10 meters underground and not far from Stanford University, scientists are perfecting a laser machine that could change the way the building blocks of the universe are studied.

When completed in 2022, the Coherent Light Source II, or LCLS-II, will be the second X-ray laser machine at the US Department of Energy's SLAC National Accelerator Laboratory. The first LCLS laser machine operated since 2009, producing a beam with 120 pulses of light per second. The LCLS-II can produce a million pulses per second and the laser beam will be 10,000 times brighter than its predecessor.

Undulator Hall, a piece of reverse magnet used to convert electron beams into X-rays.

"I think it makes perfect sense to say that LCLS-II will usher in a new era of science," said Dr. James Cryan of SLAC. "The machine can generate pulses in less than a millionth of a billionth of a second." As a result, LCLS-II helps researchers conduct previously impossible experiments.

LCLS is like a microscope with atomic resolution. At its center is a particle accelerator, a device that accelerates charged particles and directs them into a beam. That beam is passed through a series of reversing magnets (devices called ripple machines) to produce X-rays. Scientists can use these X-rays to make molecular movies, images of atoms and molecules. in motion is captured in a few trillionths of a second and put together like a movie.

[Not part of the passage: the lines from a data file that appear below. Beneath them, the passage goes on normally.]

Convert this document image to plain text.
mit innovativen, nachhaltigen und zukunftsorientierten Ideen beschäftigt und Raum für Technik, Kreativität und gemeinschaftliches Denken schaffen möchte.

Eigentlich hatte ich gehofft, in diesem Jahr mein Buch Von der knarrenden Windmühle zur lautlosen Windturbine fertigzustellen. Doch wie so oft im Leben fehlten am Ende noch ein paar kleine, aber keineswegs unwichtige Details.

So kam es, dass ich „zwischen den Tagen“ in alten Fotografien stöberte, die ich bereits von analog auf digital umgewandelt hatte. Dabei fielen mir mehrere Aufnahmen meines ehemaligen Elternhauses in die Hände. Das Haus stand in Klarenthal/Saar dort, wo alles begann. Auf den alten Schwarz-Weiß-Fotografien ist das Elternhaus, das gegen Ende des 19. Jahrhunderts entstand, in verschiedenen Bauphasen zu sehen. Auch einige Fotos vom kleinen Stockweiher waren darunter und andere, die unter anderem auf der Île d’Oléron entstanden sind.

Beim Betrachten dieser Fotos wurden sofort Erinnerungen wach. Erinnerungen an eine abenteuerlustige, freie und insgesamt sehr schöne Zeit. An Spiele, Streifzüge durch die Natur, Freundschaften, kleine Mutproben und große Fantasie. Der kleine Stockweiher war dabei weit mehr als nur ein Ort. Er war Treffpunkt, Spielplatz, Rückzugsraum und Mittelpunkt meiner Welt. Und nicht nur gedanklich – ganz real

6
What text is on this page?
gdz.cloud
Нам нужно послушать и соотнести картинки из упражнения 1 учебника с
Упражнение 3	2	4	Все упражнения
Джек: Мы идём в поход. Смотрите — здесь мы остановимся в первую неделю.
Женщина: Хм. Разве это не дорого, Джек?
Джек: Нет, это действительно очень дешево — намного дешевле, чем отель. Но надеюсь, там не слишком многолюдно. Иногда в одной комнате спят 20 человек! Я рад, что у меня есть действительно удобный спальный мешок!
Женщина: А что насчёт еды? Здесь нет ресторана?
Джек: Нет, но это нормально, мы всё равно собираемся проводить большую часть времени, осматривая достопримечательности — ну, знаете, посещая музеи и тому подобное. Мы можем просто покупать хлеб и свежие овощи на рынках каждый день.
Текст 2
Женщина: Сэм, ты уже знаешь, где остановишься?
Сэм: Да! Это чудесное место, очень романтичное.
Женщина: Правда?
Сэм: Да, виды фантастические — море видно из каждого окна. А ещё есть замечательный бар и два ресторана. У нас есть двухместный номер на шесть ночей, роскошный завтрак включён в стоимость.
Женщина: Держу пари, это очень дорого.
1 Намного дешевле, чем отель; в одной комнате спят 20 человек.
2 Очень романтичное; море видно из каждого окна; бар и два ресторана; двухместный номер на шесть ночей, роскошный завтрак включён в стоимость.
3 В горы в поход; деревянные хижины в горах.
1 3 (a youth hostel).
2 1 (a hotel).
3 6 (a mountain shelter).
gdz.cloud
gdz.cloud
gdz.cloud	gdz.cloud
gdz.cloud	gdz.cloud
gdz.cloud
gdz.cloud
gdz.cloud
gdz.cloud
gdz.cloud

Scientists from nearly every field of research come from all over the world to conduct experiments with LCLS. Their molecular film reveals chemical reactions, reveals the behavior of atoms within the star, creating vivid images detailing photosynthesis. LCLS-II and higher capacity will revolutionize molecular films, according to Andrew Burrill, deputy director of the SLAC lab.

Although both lasers accelerate electrons to speeds close to the speed of light, there are differences between them. The LCLS's accelerator that pushes electrons through copper pipes operates at room temperature, which means it produces enormous amounts of heat. A copper mold will absorb most of that heat. That's why engineers turned to new superconducting accelerators, including dozens of 12-meter-long devices called cryomodules, designed to operate at -271 degrees Celsius thanks to a large cryogenic plant above the surface of the Earth's surface. soil.

According to Cryan, LCLS-II will help SLAC scientists answer questions that have baffled them for years like how energy transfer happens inside molecular systems. They hope to be able to produce the first electron beam using LCLS-II by January 2022.